Предрассветный сумрак сдернул с огромного, молчаливого пастбища росистое покрывало, взмыл в воздух подобно гигантской летучей мыши и исчез в поднебесье. А далеко на востоке край неба начал светлеть; облака засияли, и вдруг — точно от вспышки — занялся, заполыхал, загорелся белый день.

Ночной туман поспешил укрыться в камышах, над ручьем вздымался пар, в кукурузе на дальнем конце пастбища сердито возмущался фазан, хотя так и осталось неясным, чего он бранился; впрочем, это никого и не интересовало.

В подоблачной выси пролетела к югу стая зябликов; по всей вероятности, это были самцы, поскольку у зябликов так заведено, что самочек с птенцами они загодя отправляют зимовать на юг Европы. С полузасохшей ивы путников провожает взглядом балобан, но это лишь праздное любопытство охотника, который успел набить себе брюхо. Под ивой разбросаны останки дикой утицы, так что зябликам вольно лететь куда им вздумается. Перышки дикой утки разглядывает ветер, ворошит их и по одному сдувает на воду, а ручей, качая на волнах, уносит перышки к югу. Рано или поздно он передаст их водам Капоша, тот в свою очередь — речке Шио, а та — Дунаю, и глядишь, перышки совершат водный путь до самого моря.

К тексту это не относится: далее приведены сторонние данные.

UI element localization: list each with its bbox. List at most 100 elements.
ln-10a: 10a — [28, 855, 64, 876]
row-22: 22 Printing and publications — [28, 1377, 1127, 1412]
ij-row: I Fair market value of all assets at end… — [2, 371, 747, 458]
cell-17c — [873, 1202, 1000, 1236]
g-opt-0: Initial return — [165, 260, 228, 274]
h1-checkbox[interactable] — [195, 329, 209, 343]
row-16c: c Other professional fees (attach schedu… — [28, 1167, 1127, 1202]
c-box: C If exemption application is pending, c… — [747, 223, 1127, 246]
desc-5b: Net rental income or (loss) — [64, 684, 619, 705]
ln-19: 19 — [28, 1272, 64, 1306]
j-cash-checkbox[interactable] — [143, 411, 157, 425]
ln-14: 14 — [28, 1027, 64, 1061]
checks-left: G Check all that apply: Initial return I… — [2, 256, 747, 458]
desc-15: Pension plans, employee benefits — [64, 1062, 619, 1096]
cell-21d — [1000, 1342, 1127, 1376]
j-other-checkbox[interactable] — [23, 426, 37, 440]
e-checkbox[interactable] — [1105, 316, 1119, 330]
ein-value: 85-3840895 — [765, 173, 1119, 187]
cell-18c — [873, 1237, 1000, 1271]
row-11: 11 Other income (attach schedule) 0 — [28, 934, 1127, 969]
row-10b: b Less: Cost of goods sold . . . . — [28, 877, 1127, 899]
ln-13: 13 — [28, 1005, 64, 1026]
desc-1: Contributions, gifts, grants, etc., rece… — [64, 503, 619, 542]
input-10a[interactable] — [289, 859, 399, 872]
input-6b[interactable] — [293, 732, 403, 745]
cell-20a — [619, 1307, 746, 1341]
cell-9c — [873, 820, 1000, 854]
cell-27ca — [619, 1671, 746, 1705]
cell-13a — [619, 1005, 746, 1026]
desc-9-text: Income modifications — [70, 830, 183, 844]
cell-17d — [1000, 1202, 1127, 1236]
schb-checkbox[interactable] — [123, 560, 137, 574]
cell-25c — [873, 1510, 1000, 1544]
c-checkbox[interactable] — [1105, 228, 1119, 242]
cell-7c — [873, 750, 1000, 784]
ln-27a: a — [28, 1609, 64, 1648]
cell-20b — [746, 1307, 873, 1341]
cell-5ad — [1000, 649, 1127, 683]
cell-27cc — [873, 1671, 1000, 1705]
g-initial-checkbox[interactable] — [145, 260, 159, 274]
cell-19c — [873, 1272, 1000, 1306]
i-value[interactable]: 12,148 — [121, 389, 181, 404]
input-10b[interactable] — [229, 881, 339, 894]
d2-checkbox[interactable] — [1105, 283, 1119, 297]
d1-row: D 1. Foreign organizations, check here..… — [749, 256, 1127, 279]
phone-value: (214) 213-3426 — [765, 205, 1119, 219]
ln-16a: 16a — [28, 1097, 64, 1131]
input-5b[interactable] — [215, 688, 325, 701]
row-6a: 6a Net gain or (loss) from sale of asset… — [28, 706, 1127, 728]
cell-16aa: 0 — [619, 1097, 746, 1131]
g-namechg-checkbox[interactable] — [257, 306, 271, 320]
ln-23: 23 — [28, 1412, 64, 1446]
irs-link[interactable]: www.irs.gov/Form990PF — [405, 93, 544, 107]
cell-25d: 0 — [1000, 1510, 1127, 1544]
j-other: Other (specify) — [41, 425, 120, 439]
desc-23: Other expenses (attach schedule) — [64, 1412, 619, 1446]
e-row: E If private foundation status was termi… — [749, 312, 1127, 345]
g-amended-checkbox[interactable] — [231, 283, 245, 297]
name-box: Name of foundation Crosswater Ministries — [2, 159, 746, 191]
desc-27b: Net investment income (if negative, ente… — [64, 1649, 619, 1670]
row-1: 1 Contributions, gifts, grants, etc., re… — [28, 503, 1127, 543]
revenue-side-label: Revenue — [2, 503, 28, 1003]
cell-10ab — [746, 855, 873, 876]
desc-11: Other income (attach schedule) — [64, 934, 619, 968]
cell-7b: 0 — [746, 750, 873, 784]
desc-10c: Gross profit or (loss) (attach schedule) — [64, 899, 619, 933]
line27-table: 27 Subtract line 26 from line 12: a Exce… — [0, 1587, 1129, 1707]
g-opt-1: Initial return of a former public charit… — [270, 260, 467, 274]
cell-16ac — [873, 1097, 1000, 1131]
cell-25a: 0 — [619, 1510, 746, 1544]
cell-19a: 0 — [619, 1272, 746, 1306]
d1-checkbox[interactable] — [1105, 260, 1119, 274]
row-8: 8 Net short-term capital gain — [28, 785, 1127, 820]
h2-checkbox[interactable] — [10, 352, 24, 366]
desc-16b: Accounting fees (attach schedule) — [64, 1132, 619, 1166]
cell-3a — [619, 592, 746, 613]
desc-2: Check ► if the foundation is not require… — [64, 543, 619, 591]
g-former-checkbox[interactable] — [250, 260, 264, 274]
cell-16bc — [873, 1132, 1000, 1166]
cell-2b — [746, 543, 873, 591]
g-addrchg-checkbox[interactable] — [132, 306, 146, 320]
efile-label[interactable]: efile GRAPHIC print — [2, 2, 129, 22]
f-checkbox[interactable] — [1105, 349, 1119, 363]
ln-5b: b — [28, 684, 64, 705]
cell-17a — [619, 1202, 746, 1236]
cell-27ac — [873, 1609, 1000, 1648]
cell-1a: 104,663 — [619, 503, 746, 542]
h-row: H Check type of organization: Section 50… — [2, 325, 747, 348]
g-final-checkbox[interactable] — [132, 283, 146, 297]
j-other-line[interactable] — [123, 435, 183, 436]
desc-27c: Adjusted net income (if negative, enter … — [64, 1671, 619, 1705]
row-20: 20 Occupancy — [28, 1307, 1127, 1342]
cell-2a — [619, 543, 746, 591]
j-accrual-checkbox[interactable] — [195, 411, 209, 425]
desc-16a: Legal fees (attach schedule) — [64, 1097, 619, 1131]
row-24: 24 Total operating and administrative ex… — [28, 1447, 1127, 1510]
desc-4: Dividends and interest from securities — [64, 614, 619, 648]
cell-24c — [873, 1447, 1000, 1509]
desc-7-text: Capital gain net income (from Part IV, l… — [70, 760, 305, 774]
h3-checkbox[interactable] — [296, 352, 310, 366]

Балобана эти подробности не интересуют. Хищник плотно подкрепился и теперь греется на солнышке, потому как солнышко и впрямь греет. Правда, с завтрашнего дня октябрь вступает в свои права, но солнцу, наверное, это не известно, а может, и известно, да не интересно, оно знай себе греет. Да что там греет: припекает! Росу оно давным-давно осушило, теплом своих лучей взбудоражило обитателей пчелиных ульев, растопило осенний холод вороньего карканья и теперь шныряет по-над виноградниками: еще не везде успели собрать урожай, и щедрое светило не прочь добавить сахару спелым виноградинам.

— Ну и теплынь, благодать да и только, — не устает повторять Матэ Узди. — Нынче и впрямь армяк без надобности… Хорошо, что ты тетку Бёже с собой не прихватила.

— Она и не пошла бы! Меня укоряла: чего, грит, ты перед всеми выставляешься. Эка, мол, барыня, до праздника всех святых подождать не может. Как же, говорю ей, к родимому отцу в день именин не наведаться? Иль, может, цветочков жалко, что я на могилку сорвала?.. — Ну и дурная ты, Юли! — это она говорит. — Да чтобы я для родного братца цветов каких-то пожалела! Бери, хоть весь сад оборви, а только надо бы тебе знать, что у мертвых людей именин не бывает.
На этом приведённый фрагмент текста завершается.